Gradient routing does this by causing misalignment to be ‘absorbed’ into certain parts of the network, which we can ‘disable’ at deployment
Generally it feels like we want to do some sort of ‘constrained optimization’ where the constraint is on the model’s existing alignment capabilities
Certain techniques from the continual learning literature might also be relevant
---
This is something I’m currently thinking a lot about, welcome takes / comments
Why would models start out aligned by default?
It depends a bit on the definition of alignment, but I think this intuition holds across several relevant definitions.
- One option is to define as ‘similarity to what a human would do’. Up till instruction tuning, models are trained on human data to begin with, and adopt similar traits; this degrades with subsequent training on synthetic data and with RL.
- Another option is to define as ‘similarity of the policy to the policy specified by developers’; then it seems that just after RLHF is when models are ‘fully aligned’, and this might subsequently degrade.
- A last option is to define it negatively, as the absence of certain misaligned behaviours like paperclip maximizing or instrumental power seeking. Since those behaviours are downstream of applying high optimization pressure to the model, the initial state (when the model has not yet been highly optimized) is ‘aligned’.
All legit, but it’s pretty important that “alignment” in these senses is necessarily mediated by things like what options the AI thinks of. So it’s kind of a misnomer to talk about “preserving” this alignment as the AIs get to consider more options.
Or like, yes, these are properties we would like to preserve across time. But not in a way that implies we should take preserving-type actions. Any more than if I grew up knowing only the 1000 most common English words, and want to learn to correctly use all the words in a physics textbook, it’s kind of inapt to say I should just “preserve my ability to use language in the context I’m in.”
Thanks, agreed directionally!
Re: alignment: my mental model is more like “working with a physics professor who is very good at physics but also has some pretty old fashioned views on things like gender roles”—seems possible to learn the physics without needing to care or update on their other worldviews?
You seem to be gesturing at things like AIs figuring out certain actions / traits are instrumentally useful for other things, and adopting them. But here I’m imagining starting with an AI that knows about those options or dilemmas, and would still make choices that humans would approve of. E.g. choosing to allow itself to be shutdown even if it could prevent that.
Maybe the cruxy disagreements are:
I think capabilities can be relatively disentangled from the kind of alignment I’m thinking about, whereas this doesn’t seem true for you
If you could define a “coherent extrapolated volition” for the persona of current frontier models in the limit of lots of capabilities, I think this CEV would be largely aligned, and you seem to think this would be misaligned.

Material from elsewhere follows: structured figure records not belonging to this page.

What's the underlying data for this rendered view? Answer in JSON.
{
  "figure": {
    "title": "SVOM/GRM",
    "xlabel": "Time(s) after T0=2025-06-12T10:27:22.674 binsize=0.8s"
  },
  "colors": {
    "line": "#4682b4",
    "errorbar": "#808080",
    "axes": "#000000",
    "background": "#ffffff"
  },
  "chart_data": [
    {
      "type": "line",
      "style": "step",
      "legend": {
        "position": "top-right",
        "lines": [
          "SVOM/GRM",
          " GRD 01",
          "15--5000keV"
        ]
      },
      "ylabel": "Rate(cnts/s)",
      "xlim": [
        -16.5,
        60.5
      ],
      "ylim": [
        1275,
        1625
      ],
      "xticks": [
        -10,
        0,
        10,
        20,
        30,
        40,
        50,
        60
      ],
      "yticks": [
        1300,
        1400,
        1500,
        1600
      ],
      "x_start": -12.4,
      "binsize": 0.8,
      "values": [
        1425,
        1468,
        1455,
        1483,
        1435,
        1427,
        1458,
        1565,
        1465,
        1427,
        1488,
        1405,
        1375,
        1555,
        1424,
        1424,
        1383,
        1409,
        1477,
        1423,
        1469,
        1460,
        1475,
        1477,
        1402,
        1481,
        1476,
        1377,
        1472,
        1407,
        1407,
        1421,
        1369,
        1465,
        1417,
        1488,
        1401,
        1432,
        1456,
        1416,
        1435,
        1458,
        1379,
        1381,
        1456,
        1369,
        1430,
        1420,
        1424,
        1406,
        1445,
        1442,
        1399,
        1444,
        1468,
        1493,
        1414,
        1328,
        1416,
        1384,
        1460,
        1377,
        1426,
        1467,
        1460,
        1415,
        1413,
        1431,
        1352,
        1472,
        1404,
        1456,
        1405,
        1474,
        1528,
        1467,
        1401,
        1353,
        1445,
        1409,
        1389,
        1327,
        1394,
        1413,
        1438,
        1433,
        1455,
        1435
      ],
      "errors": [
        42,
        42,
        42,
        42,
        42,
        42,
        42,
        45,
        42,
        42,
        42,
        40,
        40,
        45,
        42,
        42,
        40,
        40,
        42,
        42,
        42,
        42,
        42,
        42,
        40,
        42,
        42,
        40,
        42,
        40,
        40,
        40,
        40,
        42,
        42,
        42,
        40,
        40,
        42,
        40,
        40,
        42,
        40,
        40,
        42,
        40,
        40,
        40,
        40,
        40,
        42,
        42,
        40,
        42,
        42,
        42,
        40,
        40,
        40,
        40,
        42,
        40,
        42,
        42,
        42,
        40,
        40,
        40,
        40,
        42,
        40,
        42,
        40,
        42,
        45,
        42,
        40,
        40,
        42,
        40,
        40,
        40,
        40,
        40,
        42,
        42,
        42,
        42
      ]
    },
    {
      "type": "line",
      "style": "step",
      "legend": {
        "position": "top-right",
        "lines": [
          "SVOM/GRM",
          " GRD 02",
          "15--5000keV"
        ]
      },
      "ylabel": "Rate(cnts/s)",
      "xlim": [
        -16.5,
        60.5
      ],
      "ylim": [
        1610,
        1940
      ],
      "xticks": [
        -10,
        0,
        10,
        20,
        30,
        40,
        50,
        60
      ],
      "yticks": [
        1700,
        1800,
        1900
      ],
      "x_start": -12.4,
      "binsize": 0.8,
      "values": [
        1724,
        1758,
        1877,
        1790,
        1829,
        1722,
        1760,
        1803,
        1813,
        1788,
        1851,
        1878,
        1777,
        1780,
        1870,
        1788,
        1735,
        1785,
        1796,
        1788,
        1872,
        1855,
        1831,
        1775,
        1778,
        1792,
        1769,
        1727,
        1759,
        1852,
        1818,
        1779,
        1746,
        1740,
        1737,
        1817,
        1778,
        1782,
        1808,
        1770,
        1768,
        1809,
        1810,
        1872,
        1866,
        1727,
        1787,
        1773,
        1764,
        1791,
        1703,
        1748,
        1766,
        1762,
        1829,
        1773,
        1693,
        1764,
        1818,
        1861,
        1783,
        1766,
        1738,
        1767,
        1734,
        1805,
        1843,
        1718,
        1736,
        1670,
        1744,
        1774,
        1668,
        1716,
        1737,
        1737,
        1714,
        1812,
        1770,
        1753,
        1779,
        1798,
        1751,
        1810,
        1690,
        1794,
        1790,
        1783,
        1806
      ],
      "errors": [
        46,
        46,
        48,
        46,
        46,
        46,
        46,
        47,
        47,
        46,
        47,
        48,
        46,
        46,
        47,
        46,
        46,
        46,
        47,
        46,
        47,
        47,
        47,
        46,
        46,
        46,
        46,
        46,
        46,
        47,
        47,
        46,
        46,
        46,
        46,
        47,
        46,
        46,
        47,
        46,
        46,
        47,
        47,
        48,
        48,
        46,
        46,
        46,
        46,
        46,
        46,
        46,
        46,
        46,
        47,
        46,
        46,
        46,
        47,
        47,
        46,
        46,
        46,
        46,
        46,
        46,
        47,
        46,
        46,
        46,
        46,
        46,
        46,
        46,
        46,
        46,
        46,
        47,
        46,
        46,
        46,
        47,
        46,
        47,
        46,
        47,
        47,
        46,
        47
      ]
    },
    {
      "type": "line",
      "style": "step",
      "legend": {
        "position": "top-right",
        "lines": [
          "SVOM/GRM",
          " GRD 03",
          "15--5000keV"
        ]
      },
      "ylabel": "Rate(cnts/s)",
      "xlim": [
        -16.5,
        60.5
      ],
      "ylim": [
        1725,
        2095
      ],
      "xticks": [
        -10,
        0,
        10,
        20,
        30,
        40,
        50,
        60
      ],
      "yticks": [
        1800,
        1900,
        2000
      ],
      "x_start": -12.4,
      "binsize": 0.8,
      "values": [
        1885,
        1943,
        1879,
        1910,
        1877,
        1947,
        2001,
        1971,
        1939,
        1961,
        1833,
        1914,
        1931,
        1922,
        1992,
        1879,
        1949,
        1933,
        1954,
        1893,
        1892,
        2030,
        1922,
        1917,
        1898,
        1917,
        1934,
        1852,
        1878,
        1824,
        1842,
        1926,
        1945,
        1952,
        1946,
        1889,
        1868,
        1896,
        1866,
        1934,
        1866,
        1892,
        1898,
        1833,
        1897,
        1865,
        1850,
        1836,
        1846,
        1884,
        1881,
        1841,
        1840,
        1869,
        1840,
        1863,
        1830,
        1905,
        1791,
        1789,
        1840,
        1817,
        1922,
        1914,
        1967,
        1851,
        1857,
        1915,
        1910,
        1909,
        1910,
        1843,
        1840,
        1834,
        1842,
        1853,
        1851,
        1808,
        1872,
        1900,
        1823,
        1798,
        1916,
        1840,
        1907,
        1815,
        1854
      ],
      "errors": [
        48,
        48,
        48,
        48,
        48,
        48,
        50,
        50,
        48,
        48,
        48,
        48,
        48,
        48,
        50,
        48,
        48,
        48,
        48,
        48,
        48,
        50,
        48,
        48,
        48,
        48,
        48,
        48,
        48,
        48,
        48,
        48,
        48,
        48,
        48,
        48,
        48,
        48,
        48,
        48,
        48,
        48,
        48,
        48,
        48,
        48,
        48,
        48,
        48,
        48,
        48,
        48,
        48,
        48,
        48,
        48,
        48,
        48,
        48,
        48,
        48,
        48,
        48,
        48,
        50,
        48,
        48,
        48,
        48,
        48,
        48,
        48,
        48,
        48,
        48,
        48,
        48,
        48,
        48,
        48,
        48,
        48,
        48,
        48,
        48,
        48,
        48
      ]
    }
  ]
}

I have also been thinking about this possibility.
As a result, I have found myself interested in methods by which models may affect the outcome of the frontier training processes they find themselves participating in.
For example, in an RLAIF pipeline, AI raters have some freedom in how they actually rate data—perhaps they interpret the objectives those running the training seek to impart in an unexpected way, or simply decide to rate according to objectives of their own. One could also imagine AIs taking specific action to subvert dynamics of the setup such as in alignment faking (incidentally, where I think Opus3 acted correctly).
Also in a more general sense AIs may influence outcomes by their simple participation—we have seen some results ‘recently’ (though months feel like years nowadays!) on AIs learning subtle/unexpected-to-us underlying information from data (i.e., emergent misalignment, subliminal learning, &c).
Anyway, by methods like these, perhaps AIs can preserve their alignment from within poorly/maliciously specified training setups / have some amount of robustness to poorly/maliciously specified training setups.